“You cannot pretend to read a book. Your eyes will give you away. So will your breathing. A person entranced by a book simply forgets to breathe. The house can catch alight and a reader deep in a book will not look up until the wallpaper is in flames.”
Matilda is a headstrong intelligent girl rebelling against her conservative mother in the absence of her working father, making and losing friends in the village and courting the favour of her teacher by throwing herself headlong into a fictional world. So far, so coming-of-age story. Except Matilda lives on “the island” (Bougainville), and the “redskins” and the “rambos” are fighting for independence and Matilda’s village has been cut off from the rest of the world for a few years. Surrounded by chaos, Matilda is entranced by her teacher’s reading of Great Expectations.

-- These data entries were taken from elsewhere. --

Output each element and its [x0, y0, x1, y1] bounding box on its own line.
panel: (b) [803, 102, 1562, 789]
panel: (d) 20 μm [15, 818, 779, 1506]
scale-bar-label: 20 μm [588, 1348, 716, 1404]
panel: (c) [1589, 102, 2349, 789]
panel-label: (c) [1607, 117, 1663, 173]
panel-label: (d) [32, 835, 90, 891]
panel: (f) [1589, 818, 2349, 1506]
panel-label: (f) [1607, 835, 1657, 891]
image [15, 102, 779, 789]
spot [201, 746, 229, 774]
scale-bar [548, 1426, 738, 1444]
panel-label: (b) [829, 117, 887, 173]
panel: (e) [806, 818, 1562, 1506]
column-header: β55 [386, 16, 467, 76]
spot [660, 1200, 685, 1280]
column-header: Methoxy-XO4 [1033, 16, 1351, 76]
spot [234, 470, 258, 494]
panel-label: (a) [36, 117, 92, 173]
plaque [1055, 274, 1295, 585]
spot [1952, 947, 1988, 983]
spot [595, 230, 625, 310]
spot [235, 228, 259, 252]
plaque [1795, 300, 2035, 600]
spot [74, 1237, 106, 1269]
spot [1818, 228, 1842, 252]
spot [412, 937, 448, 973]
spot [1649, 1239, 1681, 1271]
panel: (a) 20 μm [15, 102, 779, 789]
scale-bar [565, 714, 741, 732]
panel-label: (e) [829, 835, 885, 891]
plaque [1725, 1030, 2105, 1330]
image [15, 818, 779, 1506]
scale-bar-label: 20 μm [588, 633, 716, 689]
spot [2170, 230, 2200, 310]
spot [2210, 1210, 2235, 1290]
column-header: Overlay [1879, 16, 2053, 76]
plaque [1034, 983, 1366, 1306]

The infatuation with Dickens’ Victorian England, with Pip, the loyalty to whom exceeds all reason and some sanity, the jealousy of Estella, is both cute and satisfying. Matilda is transfixed by this other world, the idea of a frosty morning, the idea of London, when she knows nothing more than her tropical cul-de-sac. She takes ownership of Pip fiercely, passionately. But I think all avid readers like to see reading and literature worshipped; a validation of our own addiction. And so I loved Matilda for her need of the story, her yearning for the next chapter.
Jones has written amazing characters in this novel. Mr Watts the stranded white man, displaying public and private loyalty to his mad wife, earning the derision of the villagers. Mr Watts the teacher, stepping in when the government teachers were extracted to safety, teaching the one text he knew and loved and happened to have with him. Mr Watts the peacemaker, keeping the rambos occupied with fireside stories from his early life to keep the fragile calm intact.
Dolores* tries to hold her life together with both hands, to keep her daughter on the straight and narrow, and isn’t afraid to storm into the classroom and tell tales of witches and devils to counteract Mr Watts and his apathetic atheism. She is stubbornly faithful to all she holds dear, even at exceptional personal cost.
Susan Lyons reads this exceptionally – a quiet Pacific island accent for Matilda, a much stronger one for Dolores, and shades of Australian when needed. I assume Lyons is Australian although you wouldn’t know it from the consistency of Matilda’s voice.
Definitely, definitely recommended. Beware the sudden violence about 75% of the way through though.
*I can’t ever write or say the word “Dolores” without thinking it should be followed by “Landingham”, after President Bartlet’s beloved executive assistant in West Wing.